The Violence, Conflict and Gender research cluster in the Centre for Advanced Studies in Languages and Cultures (CASiLaC), together with Women’s Studies, invite you to the first event of 2022 in our Global Feminisms series. This Thursday, 17 February, we will welcome Dr Saumava Mitra of DCU to UCC. He will present ‘’C’est un combat’. Women photographers’ fight against professional invisibility in conflict and crises-affected contexts’. Details on author and abstract for the talk below the poster.
This is a hybrid event. We will meet in person in the CACSSS seminar room ORB G.27 If you wish to attend online, please contact us for the link. All welcome.
Abstract: ‘C’est un combat’: Women photographers’ fight against professional invisibility in conflict and crises-affected contexts
Production of news and documentary photographs of crises and conflicts have long been understood as the privileged domain of Western male photographers who parachute in to create iconic images of ravaged landscapes and damaged victims.
This masculine doxa underpinning conflict and crises photography practice has made invisible the embodied experiences of women photographers and their photographic representations of wars and disasters. Among them, none have been made more invisible by the doxa underpinning the profession of conflict and crises photography than those women photographers who hail from places in the Global South most often depicted as crises and conflict zones.
In recent years, voices within the international news and documentary photography industry have started to challenge the long-accepted norms of who get to visually narrate stories of marginalised places and peoples. Debates and dialogues around inclusivity are now more common than ever within the industry. But how far have these translated into positive changes for traditionally marginalised groups of visual journalists and documentary photographers? What role are marginalised women photographers from the Global South themselves playing in shifting the doxa of their profession?
In this talk, I will present the findings from the first focused academic study of professional experiences of female-identifying photographers who hail from conflict and crises zones in the Global South which I recently conducted along with two collaborators. I will describe the inequities we found these photographers felt they face in their professional lives, but I will focus more on these photographers’ strategies of resilience and acts of resistance, both individual and collective, which are undertaken both offline and online.

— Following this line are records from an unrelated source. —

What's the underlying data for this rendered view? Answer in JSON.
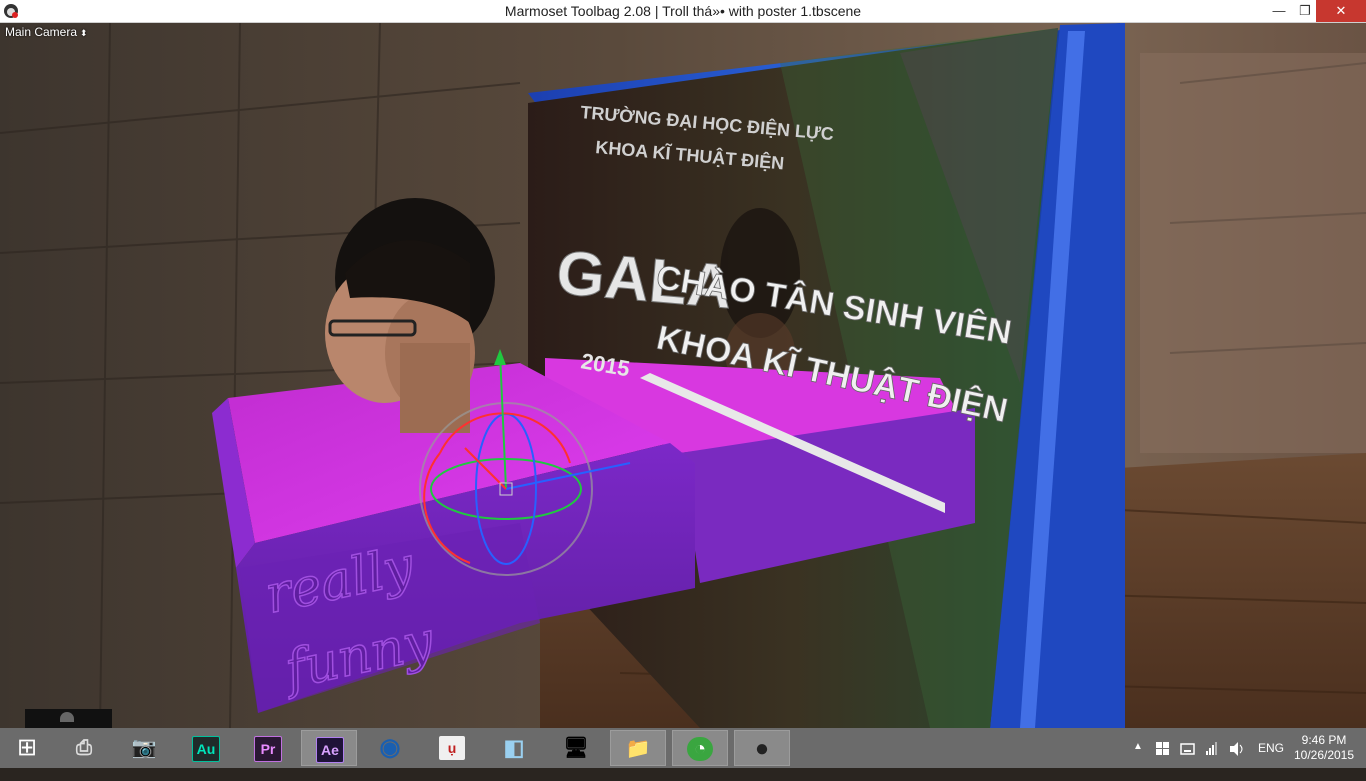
{
  "window": {
    "title": "Marmoset Toolbag 2.08  |  Troll thá»• with poster 1.tbscene",
    "minimize_glyph": "—",
    "maximize_glyph": "❐",
    "close_glyph": "✕"
  },
  "viewport": {
    "camera_label": "Main Camera",
    "camera_arrows": "⬍"
  },
  "scene_text": {
    "poster_line1": "TRƯỜNG ĐẠI HỌC ĐIỆN LỰC",
    "poster_line2": "KHOA KĨ THUẬT ĐIỆN",
    "gala": "GALA",
    "headline1": "CHÀO TÂN SINH VIÊN",
    "headline2": "KHOA KĨ THUẬT ĐIỆN",
    "year": "2015",
    "box_text1": "really",
    "box_text2": "funny"
  },
  "taskbar": {
    "items": [
      {
        "name": "windows-start",
        "glyph": "⊞",
        "color": "#ffffff",
        "bg": "transparent"
      },
      {
        "name": "scanner-app",
        "glyph": "⎙",
        "color": "#dddddd",
        "bg": "transparent"
      },
      {
        "name": "camera-app",
        "glyph": "📷",
        "color": "#222222",
        "bg": "transparent"
      },
      {
        "name": "audition-app",
        "glyph": "Au",
        "color": "#00e4bb",
        "bg": "#1f2b2a"
      },
      {
        "name": "premiere-app",
        "glyph": "Pr",
        "color": "#e98cff",
        "bg": "#2a1734"
      },
      {
        "name": "after-effects-app",
        "glyph": "Ae",
        "color": "#d8a1ff",
        "bg": "#1f1338"
      },
      {
        "name": "cinema4d-app",
        "glyph": "◉",
        "color": "#1a5fb0",
        "bg": "transparent"
      },
      {
        "name": "unikey-app",
        "glyph": "ụ",
        "color": "#c02020",
        "bg": "#f0f0f0"
      },
      {
        "name": "notes-app",
        "glyph": "◧",
        "color": "#9ad0f0",
        "bg": "transparent"
      },
      {
        "name": "remote-desktop-app",
        "glyph": "🖥",
        "color": "#d0e4ff",
        "bg": "transparent"
      },
      {
        "name": "file-explorer-app",
        "glyph": "📁",
        "color": "#f0c040",
        "bg": "transparent"
      },
      {
        "name": "coccoc-app",
        "glyph": "◔",
        "color": "#ffffff",
        "bg": "#3aa640"
      },
      {
        "name": "marmoset-app",
        "glyph": "●",
        "color": "#222222",
        "bg": "transparent"
      }
    ],
    "tray": {
      "up_arrow": "▲",
      "language": "ENG",
      "time": "9:46 PM",
      "date": "10/26/2015"
    }
  }
}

Presenter: Dr Saumava Mitra is an Assistant Professor at DCU School of Communications. He is currently serving as the vice chair of the Visual Communication division of International Communication Association. His research focuses on visual imagery and visual journalism production practices in contexts of conflicts and crises. Prior to joining DCU, Mitra worked in journalism and communications in South Asia, Europe, East Africa, and North and Central Americas.